Academia is one of the primary institutions charged with producing the knowledge needed to address sustainability challenges — and yet its own practices often stand in direct contradiction to sustainability values. Frequent international air travel, hyper-competitive publication cultures that incentivise quantity over quality, and institutional reward systems that have little room for community engagement or slow science all contribute to a research enterprise with a significant environmental and social footprint. This paper, published in Sustainability Science, asks a provocative question: can academia undergo a "creative destruction" — dismantling unsustainable norms and rebuilding practices aligned with the values it espouses?
Drawing on collaborative reflection among a group of early-career researchers across disciplines and institutions, the paper identifies key tensions in academic life: the pressure to fly to conferences, the carbon cost of lab-intensive research, extractive relationships with communities in the Global South, and the mental health toll of precarious academic careers.
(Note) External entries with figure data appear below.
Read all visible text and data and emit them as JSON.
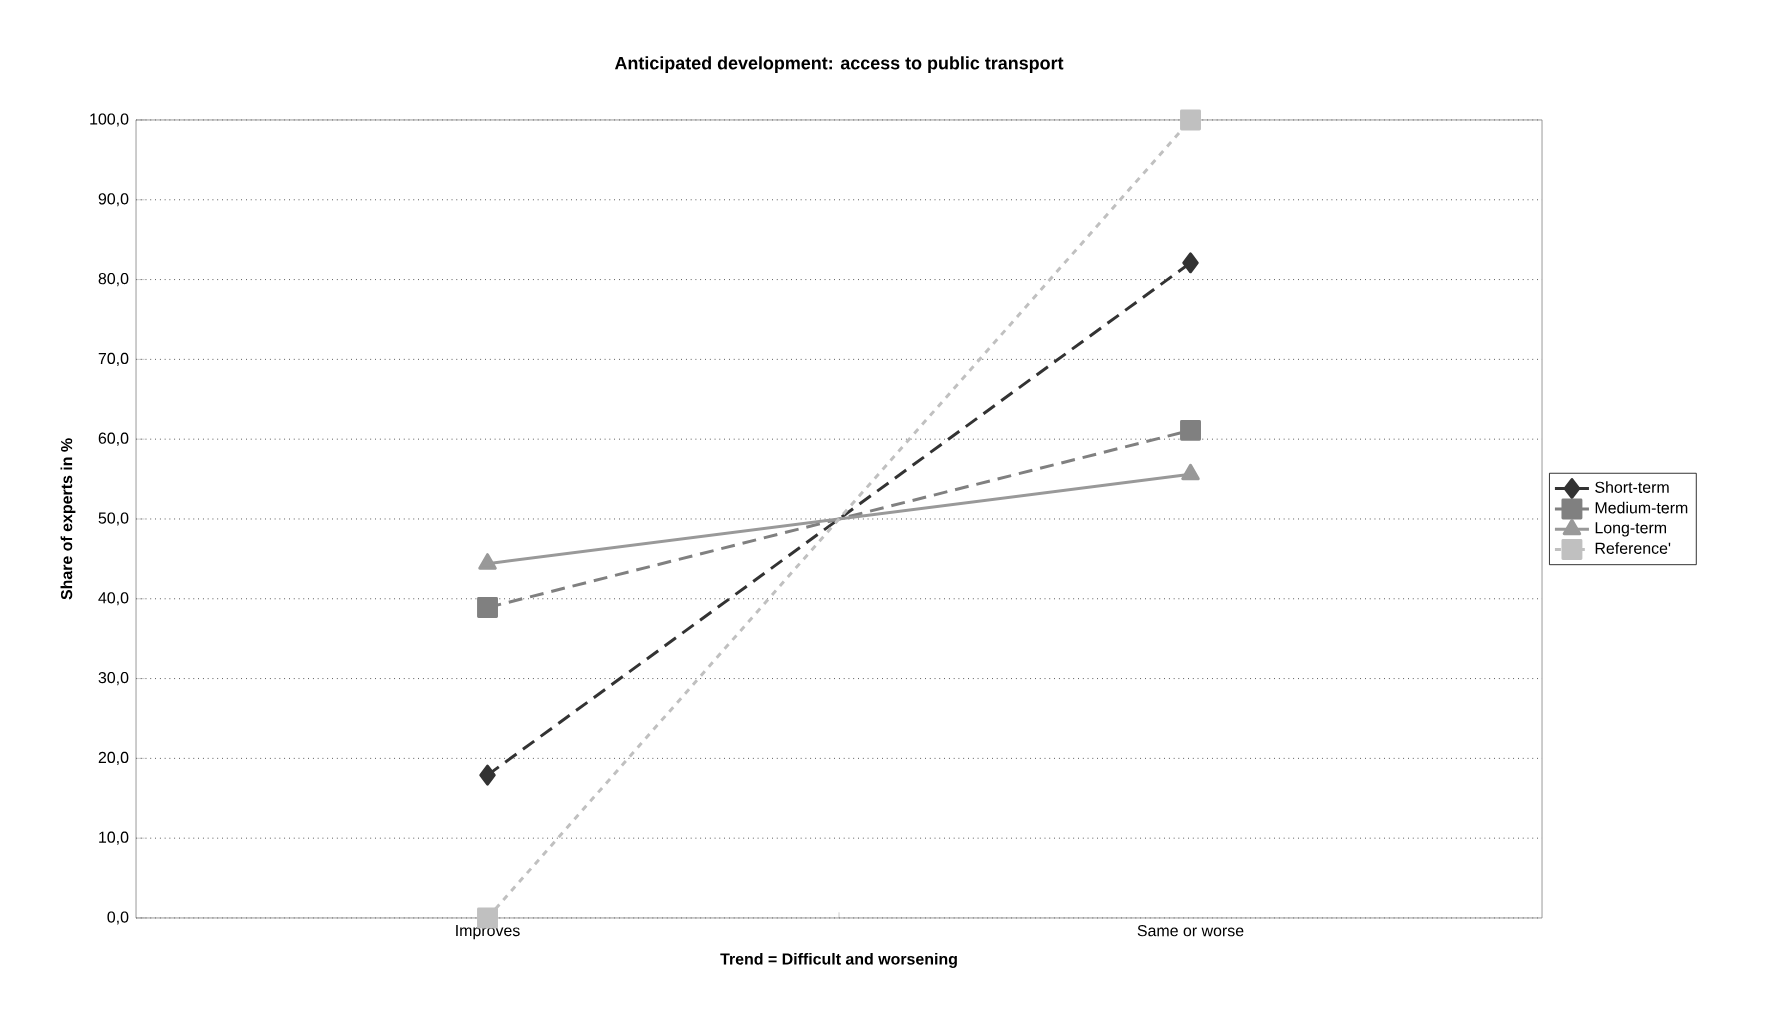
{
  "chart_data": {
    "type": "line",
    "title": "Anticipated development: access to public transport",
    "xlabel": "Trend = Difficult and worsening",
    "ylabel": "Share of experts in %",
    "categories": [
      "Improves",
      "Same or worse"
    ],
    "series": [
      {
        "name": "Short-term",
        "color": "#333333",
        "values": [
          17.9,
          82.1
        ],
        "marker": "diamond",
        "line_style": "dashed"
      },
      {
        "name": "Medium-term",
        "color": "#808080",
        "values": [
          38.9,
          61.1
        ],
        "marker": "square",
        "line_style": "dashed"
      },
      {
        "name": "Long-term",
        "color": "#999999",
        "values": [
          44.4,
          55.6
        ],
        "marker": "triangle",
        "line_style": "solid"
      },
      {
        "name": "Reference'",
        "color": "#c0c0c0",
        "values": [
          0,
          100
        ],
        "marker": "square",
        "line_style": "dotted"
      }
    ],
    "ylim": [
      0,
      100
    ],
    "yticks": [
      {
        "value": 0,
        "label": "0,0"
      },
      {
        "value": 10,
        "label": "10,0"
      },
      {
        "value": 20,
        "label": "20,0"
      },
      {
        "value": 30,
        "label": "30,0"
      },
      {
        "value": 40,
        "label": "40,0"
      },
      {
        "value": 50,
        "label": "50,0"
      },
      {
        "value": 60,
        "label": "60,0"
      },
      {
        "value": 70,
        "label": "70,0"
      },
      {
        "value": 80,
        "label": "80,0"
      },
      {
        "value": 90,
        "label": "90,0"
      },
      {
        "value": 100,
        "label": "100,0"
      }
    ],
    "grid": "y",
    "legend": "right"
  }
}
These are framed not as individual failings but as structural features of an academic system that has not yet reckoned with its own sustainability challenge.
The authors propose a vision of creative destruction in which existing norms are actively dismantled and replaced by practices more aligned with sustainability — virtual and local conferencing, open access publishing, collaborative rather than competitive evaluation cultures, and meaningful co-production with non-academic communities. The paper is both a critique and a manifesto, grounded in the lived experience of early-career researchers navigating these contradictions daily.
If sustainability science is to have credibility, it must model the transformations it advocates. The norms of academia are not immutable facts — they are choices, and they can be remade. The question is whether institutions have the will to reimagine themselves before external pressures force it upon them.